Ein Problem im SQL ist, dass das Ergebnis immer nur “flach” ist, d.h. um eine Objektstruktur abzufragen, benötigt man zumindestens mehrere Queries, die in einem Batch ausgeführt werden müssen. Eine Alternative sind XML-fähige DBMS wie SQL Server, die mittels Subqueries eine Baumstruktur zurückgeben können. Allerdings ist die Definition des Queries eher unförmig und sollte eher als ein Workaround eingesetzt werden.

Jetzt klang es fast so, als hätten SQL-Datenbanken ein Performanz-Problem wenn es um Verteilung geht. Wir werden eines Besseren belehrt, wenn wir O/R Mapper betrachten.

Der größte Vorteil von OO-Plattformen und Programmiersprachen ist die typisichere Referenz und natürlich die Polymorphie. Vielleicht war es ja C++, dass zu dem Missverständnis geführt hat, dass “Referenz” ein nettes Wort für einen “Zeiger” ist, also eine Adresse im Hauptspeicher. Obwohl das technisch natürlich für .NET gar nicht mehr stimmt (da gibt es ja eine Zwischentabelle, aber ich schweife ab…). So wären Referenzen natürlich erst einmal nur innerhalb eines Prozesses gültig. Weiterhin nimmt man als OO-Programmierer an, dass Objektreferenzen extrem schnell aufgelöst werden können  – schließlich liegen sie im Hauptspeicher und benötigen keine “Setup-Costs”.
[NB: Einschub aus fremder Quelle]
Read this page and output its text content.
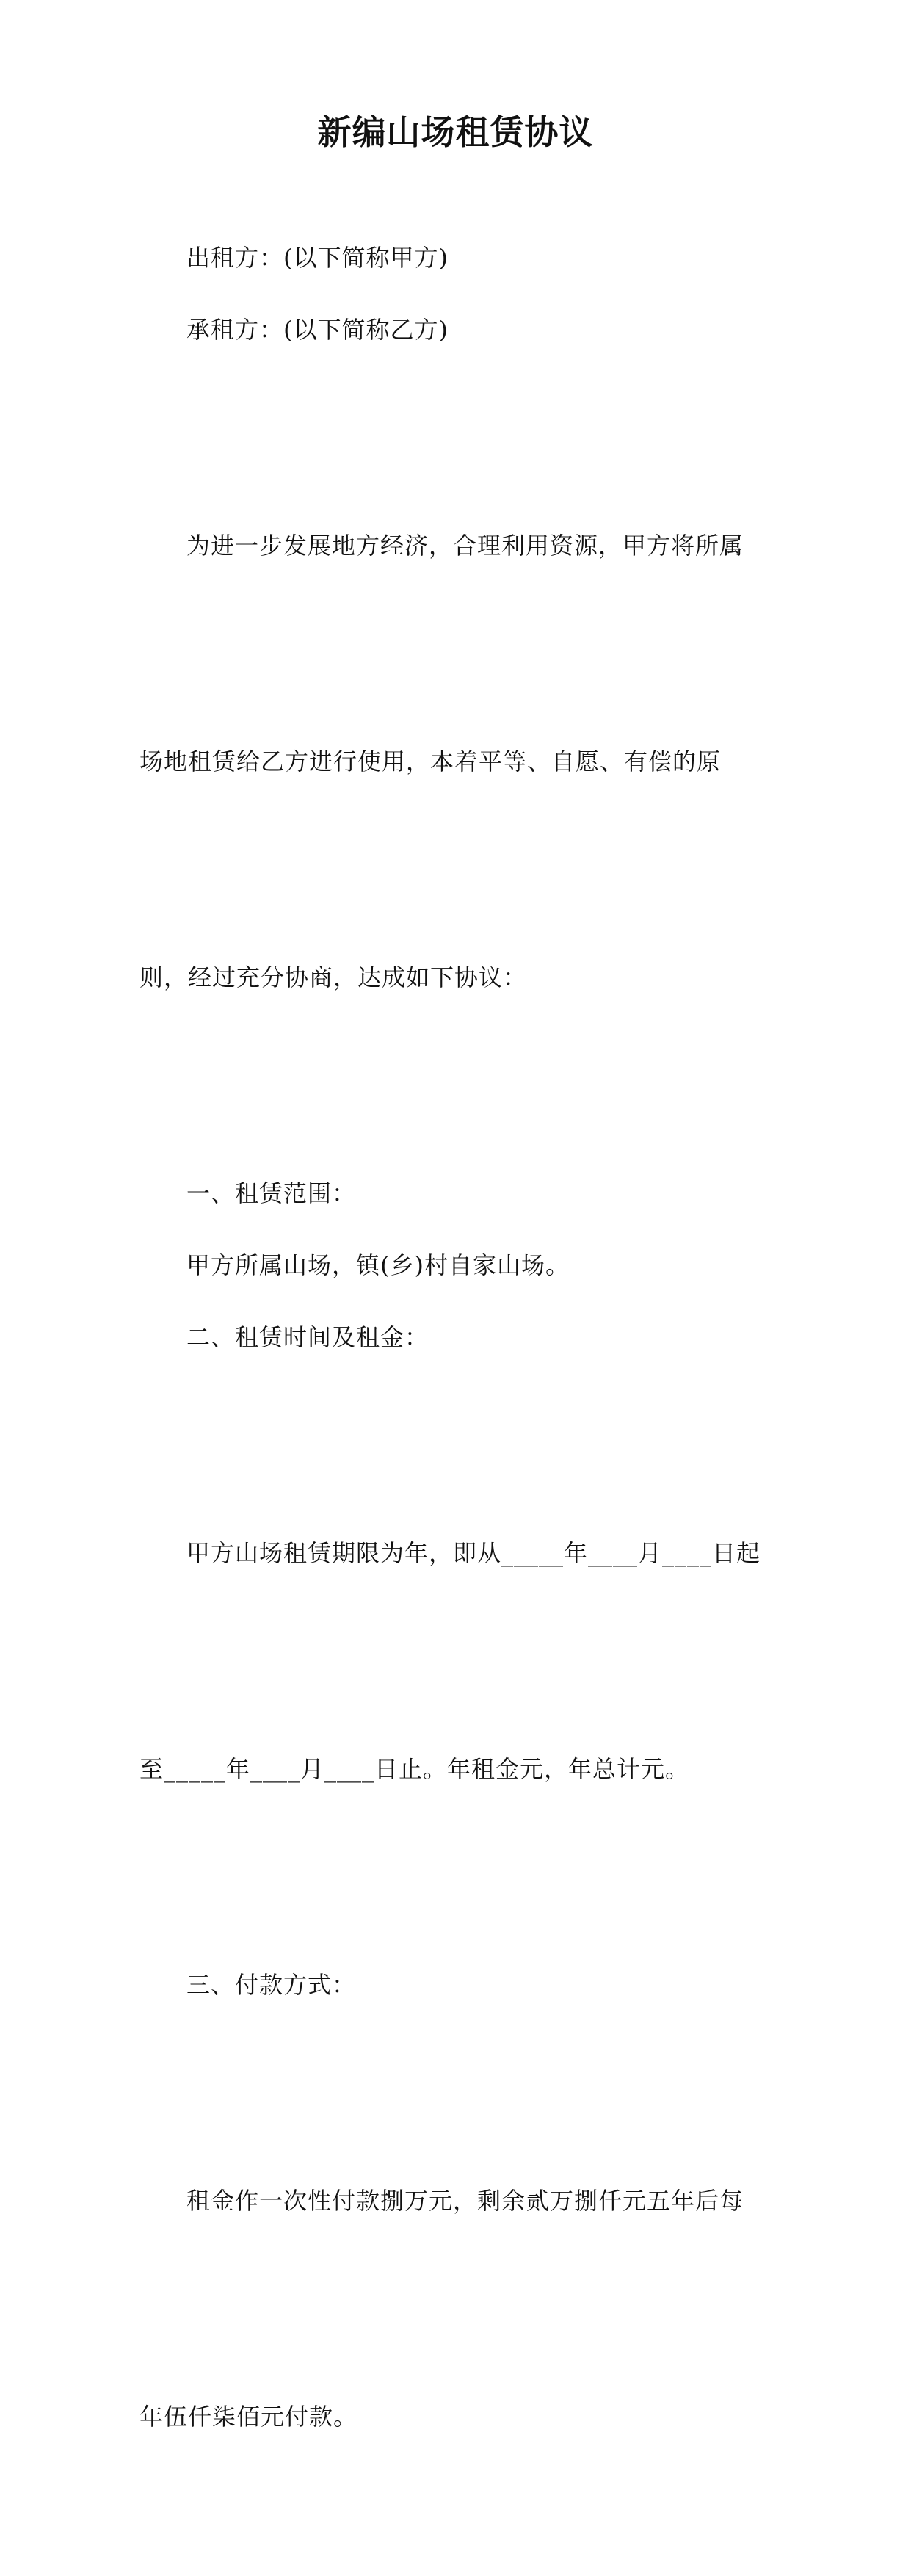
新编山场租赁协议

出租方：(以下简称甲方)

承租方：(以下简称乙方)

为进一步发展地方经济，合理利用资源，甲方将所属

场地租赁给乙方进行使用，本着平等、自愿、有偿的原

则，经过充分协商，达成如下协议：

一、租赁范围：

甲方所属山场，镇(乡)村自家山场。

二、租赁时间及租金：

甲方山场租赁期限为年，即从_____年____月____日起

至_____年____月____日止。年租金元，年总计元。

三、付款方式：

租金作一次性付款捌万元，剩余贰万捌仟元五年后每

年伍仟柒佰元付款。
Tja hier liegt das Problem mit der Verteilung: hier geht es nicht schnell.

Naive lazy-loading O/R Mapper (natürlich gibt es heute viel intelligentere!) bieten das beste Beispiel für jämmerliche Performanz bei den einfachsten Aufgaben, wie einen Baum zu navigieren und vielleicht in einer UI zu rendern.

Ich weißt nicht, wie viele Entwickler sich dessen bewusst sind, allerdings habe ich seit langem die Meinung, dass “RDBMS vs. O/R Mapper” ein “War of Mind” ist. Jede Kriegspartei denkt, dass sie überlegen ist. Lustig finde ich in diesen Zusammenhang, dass ich selten von einem fanatischen O/R-Gegner die wahren Gründe für die schwache Performance (meistens das Cripple Loading) von  Hibernate & Co in Blogs lese. Die RDBMS-Fanatiker fühlen sich bestätigt, aber kennen sie überhaupt den wahren Grund für die Performance-Probleme der Gegener?

Einen guten Eindruck dieses Kriegs vermittelt ein Post “The Vietnam of Computer Science”, der leicht zu googlen ist.

Ich persönlich denke, dass SQL auch mit Objekt-relationalen Erweiterungen nicht ausreichend für komplexe Anwendungen ist. Andererseits ist es gleichermaßen dümmllich, blind auf primitive OO-Paradigmen (die schnelle Referenz) zu vertrauen und einfach die Grundregeln der Verteilung zu ignorieren.

Eine Lösung will und kann ich gar nicht präsentieren. Aber die Essenz ist: Es wird dauernd vom Impedience Mismatch geredet, dabei ist dieser auf logischer Ebene doch gar nicht so groß. Primitivste O/R Mapper würden unter entfernen des Performance-Aspektes perfekt funktionieren.

Die ideale Lösung wäre, wenn jemand eine sprachbasierte Abstraktion implementieren würde, mit der eine performante verteilte Objektnavigation möglich ist, die sowohl für in-Memory, als auch persistente Datenspeicher anwendbar ist.

Denn Techniken wie LINQ sind schick (z.B. die Symbolintegration, d.h. Refactoring-sichere Queries), aber das grundlegende Problem der Verteilung wird nicht ausreichend gelöst.